Witch-Hunt by Marc Aronson is a retelling of the 17th Century Salem Witch-Trials. Aronson presents the evidence, testimonies, myths, and theories surrounding the infamous trials which led to the deaths of 24 people.
Often history books are quite difficult to sift through, they usually use technical jargon and don’t engage with the facts they are presenting. Aronson skillfully crafts Witch-Hunt in a way that makes the tale engaging for readers who want to learn about the trials out of interest, as opposed to having to read about them for academic purposes. He also clears up any misinformation and misconceptions we may have about the trials, such as the notion that witches were burned – when they were actually hung.
He starts by painting a scene of the usual proceedings in court; an accused women and her frantic accusers screaming that the witch is using her powers to hurt them. An important facet often left out of discourse surrounding the Salem Witch-Trials is the context in which is began. This was a Salem in New England where the growing Puritan population wanted to distance themselves from the rest of Salem. Leading to the existence of Salem Village and Salem Town.
Not only women were accused, but also a handful of men. Some of the accused were quick to catch on to the fact that confessing to witchcraft potentially saved one from execution, however, the strong hold religion had on people made lying to save their own life impossible, as a fear of eternal damnation overwhelmed them. One of the accused admitted to witchcraft but was so upset and guilt-ridden by the lie that she retracted her statement.
In fact, religion played a large role in the trails, despite many of the accused being devout church goers, the hangings were justified as expelling the Devil from Salem. It wasn’t just the outcasts who were accused but prominent community members – and a small group of young girls accusing as many as they could. When one would scream that she was struck with pins, the others would echo her claims. Perhaps it was a case of mind over matter, and believing your friend was inflicted led to others feeling they were too. Today, sentencing someone based on the hysterics of a group of young girls seems ridiculous, but made perfect sense in a hysterical Salem.
The accusers could have done so for their own personal gain, revenge for petty incidents from the past – as the author explains prior to the trials Salem wasn’t exactly a close community – or purely as a malevolent game. The theory that the community may have eaten bread with a certain kind of mold that induces hallucinations has been debunked, the exact motive behind the trials is unclear.
Aronson paints the growing hysteria of the trials vividly throughout the book, and captures the deep remorse afterwards when it finally dawned on Salem that 24 people had in-justly lost their lives. Soon the accusers became the outcasts.
Of course, some wonder if there was real witches in Salem, and that is unclear also. The first accused, Tituba, was a women of colour said to dable in “magic tricks” she picked up in England. Others say she taught young girls voodoo, or engaged in practices such as dropping an egg white in cold water and interpreting the form it takes.

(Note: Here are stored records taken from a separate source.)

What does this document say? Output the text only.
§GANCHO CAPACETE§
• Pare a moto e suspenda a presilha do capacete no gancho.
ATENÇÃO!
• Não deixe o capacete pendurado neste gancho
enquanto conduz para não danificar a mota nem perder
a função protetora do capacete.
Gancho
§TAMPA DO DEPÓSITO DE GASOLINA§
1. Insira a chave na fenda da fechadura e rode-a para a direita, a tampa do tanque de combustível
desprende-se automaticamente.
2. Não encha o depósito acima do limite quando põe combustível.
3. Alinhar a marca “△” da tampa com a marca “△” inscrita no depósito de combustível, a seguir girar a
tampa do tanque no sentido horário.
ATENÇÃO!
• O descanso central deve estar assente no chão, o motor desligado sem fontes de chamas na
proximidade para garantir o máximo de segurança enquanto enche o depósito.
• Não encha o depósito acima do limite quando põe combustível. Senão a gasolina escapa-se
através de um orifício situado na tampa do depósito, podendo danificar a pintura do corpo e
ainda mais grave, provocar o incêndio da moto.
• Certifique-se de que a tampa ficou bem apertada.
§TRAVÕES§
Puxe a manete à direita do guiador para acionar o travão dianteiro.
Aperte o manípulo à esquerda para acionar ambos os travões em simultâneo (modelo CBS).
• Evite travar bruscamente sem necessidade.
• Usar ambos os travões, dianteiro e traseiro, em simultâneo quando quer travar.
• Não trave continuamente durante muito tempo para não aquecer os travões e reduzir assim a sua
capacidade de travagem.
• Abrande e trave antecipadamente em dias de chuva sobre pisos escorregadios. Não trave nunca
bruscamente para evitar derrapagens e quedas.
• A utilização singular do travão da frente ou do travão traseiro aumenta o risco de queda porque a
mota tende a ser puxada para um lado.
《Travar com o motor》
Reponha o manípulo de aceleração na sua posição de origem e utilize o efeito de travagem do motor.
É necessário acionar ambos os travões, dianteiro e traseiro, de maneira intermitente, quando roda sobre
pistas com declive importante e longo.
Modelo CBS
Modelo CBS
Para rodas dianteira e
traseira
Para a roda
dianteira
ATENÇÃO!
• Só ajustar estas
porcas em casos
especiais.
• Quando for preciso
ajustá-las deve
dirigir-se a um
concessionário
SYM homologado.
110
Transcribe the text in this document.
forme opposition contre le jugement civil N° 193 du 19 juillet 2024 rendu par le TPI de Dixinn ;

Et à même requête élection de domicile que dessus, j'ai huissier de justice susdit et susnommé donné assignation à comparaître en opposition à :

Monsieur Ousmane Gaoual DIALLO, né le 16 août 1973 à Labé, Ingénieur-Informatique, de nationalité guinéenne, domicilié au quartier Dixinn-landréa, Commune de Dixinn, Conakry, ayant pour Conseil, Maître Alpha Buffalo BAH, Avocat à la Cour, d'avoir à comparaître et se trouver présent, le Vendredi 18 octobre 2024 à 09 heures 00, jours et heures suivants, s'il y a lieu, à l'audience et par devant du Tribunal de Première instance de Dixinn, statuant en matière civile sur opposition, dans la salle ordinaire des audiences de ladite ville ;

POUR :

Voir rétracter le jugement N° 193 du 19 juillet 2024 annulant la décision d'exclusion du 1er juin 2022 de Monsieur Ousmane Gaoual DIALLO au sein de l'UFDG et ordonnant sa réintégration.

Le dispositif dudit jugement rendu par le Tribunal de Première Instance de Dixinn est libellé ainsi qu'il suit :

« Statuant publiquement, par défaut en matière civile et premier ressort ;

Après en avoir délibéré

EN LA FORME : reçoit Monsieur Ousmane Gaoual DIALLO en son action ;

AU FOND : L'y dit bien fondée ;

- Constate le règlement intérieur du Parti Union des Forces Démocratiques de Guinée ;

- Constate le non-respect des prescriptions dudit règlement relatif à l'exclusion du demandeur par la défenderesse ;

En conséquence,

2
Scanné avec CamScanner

Having previously read Wicca: Elemental Magic by Lisa Chamberlain I was able to even add my own interpretations to the story of the Salem Witch Trials having already had an understanding of witchcraft.
The practice of Wiccanism, which falls under Paganism, wasn’t brought into the equation in Aronson’s book. Although many Wiccan’s consider themselves witches, most believe in the likes of karma and so do not set out to harm others. Wiccan’s are often spiritual and practice small rituals, usually of good intent. The Devil is solely a Christian deity, and so Wiccan’s or witches do not “get their powers from Satan” as is often preached, but rather believe that everyone possesses magic but modernity has made us lose touch with it. The common belief that the pentagram is a Satanic symbol is false, as each triangle making up the star on a pentagram represent an element, with the circle around it representing spirit.
If you’re looking for Harry Potter or Hocus Pocus style witchcraft then you’re going to be disappointed if you look into Wicca and/or Paganism or if you read Elemental Magic. I would still recommend it as means to clear up the common misconceptions.
Black Magic isn’t one and the same with Wiccanism. Black Magic involves the use of supernatural powers for evil, malevolent and selfish purposes, often intended to cause harm.
Although occasionally voodoo dolls and other artifacts associated with witch craft were found in the homes of the accused witches, I don’t think full force black magic was taking place, nor do I think anything evil had possessed the town. Perhaps some were closet pagans and practiced simple rituals or even dabbled with voodoo but I bet 17th Century Salem did not resemble Hocus Pocus. If anything, I think one case led to another and it led to the inhabitants in Salem thinking their only option was to accuse or be accused. Regardless, the Salem Witch Trials remains one of the most bizarre cases in history.